Jiaying University
- Former names: Jiaying College Meixian Girls Normal School
- Type: Public university
- Established: 1913; 113 years ago
- President: Cheng Biao
- Academic staff: 923
- Administrative staff: 1,392
- Students: 14,000
- Location: Meixian, Meizhou, Guangdong, China
- Website: http://www.jyu.edu.cn

Chinese name
- Simplified Chinese: 嘉应大学
- Traditional Chinese: 嘉應大學

Standard Mandarin
- Hanyu Pinyin: Jiāyīng Dàxué

Yue: Cantonese
- Jyutping: gaa1 jing3 daai6 hok6

= Jiaying University =

Public university in Guangdong, China

Jiaying University or historically Kaying University (嘉应大学) is a public provincial undergraduate university based in Meizhou City in Guangdong Province, southern China.

== History ==
The university grew out of the Women's Normal School established in 1913 and received its name because Meizhou was known as Jiaying during the Qing dynasty (1644–1911).

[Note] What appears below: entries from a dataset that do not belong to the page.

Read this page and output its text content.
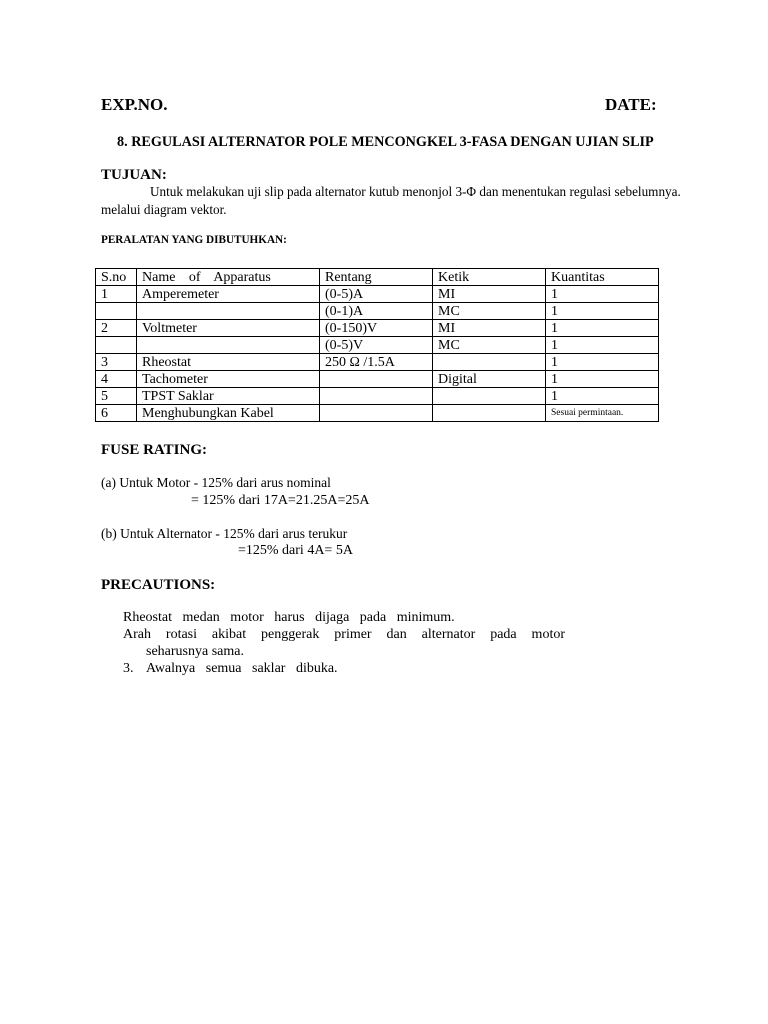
EXP.NO.	DATE:
8. REGULASI ALTERNATOR POLE MENCONGKEL 3-FASA DENGAN UJIAN SLIP
TUJUAN:
Untuk melakukan uji slip pada alternator kutub menonjol 3-Φ dan menentukan regulasi sebelumnya.
melalui diagram vektor.
PERALATAN YANG DIBUTUHKAN:
S.no	Name of Apparatus	Rentang	Ketik	Kuantitas
1	Amperemeter	(0-5)A	MI	1
		(0-1)A	MC	1
2	Voltmeter	(0-150)V	MI	1
		(0-5)V	MC	1
3	Rheostat	250 Ω /1.5A		1
4	Tachometer		Digital	1
5	TPST Saklar			1
6	Menghubungkan Kabel			Sesuai permintaan.
FUSE RATING:
(a) Untuk Motor - 125% dari arus nominal
= 125% dari 17A=21.25A=25A
(b) Untuk Alternator - 125% dari arus terukur
=125% dari 4A= 5A
PRECAUTIONS:
Rheostat medan motor harus dijaga pada minimum.
Arah rotasi akibat penggerak primer dan alternator pada motor
seharusnya sama.
3. Awalnya semua saklar dibuka.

== Physical setting and library ==
The university covers 101 hectares with buildings covering 550,000 square meters. It has 170 million RMB worth of assets such as teaching instruments and equipment, including 31 laboratories with advanced equipment, and houses a collection of 1.82 million books, over 100,000 electronic books and more than 1,500 domestic and foreign periodicals.

== Staff ==
At present, the university has a staff of 1,508, including 1,050 teachers, with 90 full professors and 262 associate professors, and 61 doctoral degree and 475 master's degree holders. Notable experts and scholars from home and abroad have been invited as visiting or honorary professors, such as Qiu Chengtong, Han Suyin, Daisaku Ikeda, Pan Yugang and Wang Fosong.

== Students ==
The university has 19,282 full-time students and 8,499 part-time students from 22 provinces of China. Currently the university offers 45 undergraduate majors in 19 schools and 2 teaching departments, which fall into 10 disciplines, such as the arts, the sciences, engineering, law and medicine.

== Setting and ethnic community ==
The university is rooted in the Hakka homeland, serving mountainous areas and promoting Hakka culture. Since the university was founded, it has received donations totaling 100 million RMB from domestic and overseas outstanding compatriots and alumni, notably Dr. Tsang Hin-chi and Dr. Tin Ka Ping. Its Hakka Research Institute is a key provincial-level research base in humanities and social sciences as well as the research base of Guangdong Hakka studies, and its School of Hakka Studies is the first of its kind in China.

== Degrees offered ==
In 2006, the university successfully passed the undergraduate education evaluation by the Ministry of Education of China. Now it aims to become eligible to award master's degrees around 2013, its 100 anniversary, and to build itself into a local comprehensive university of high quality with distinctive local characteristics renowned in Guangdong Province and throughout China.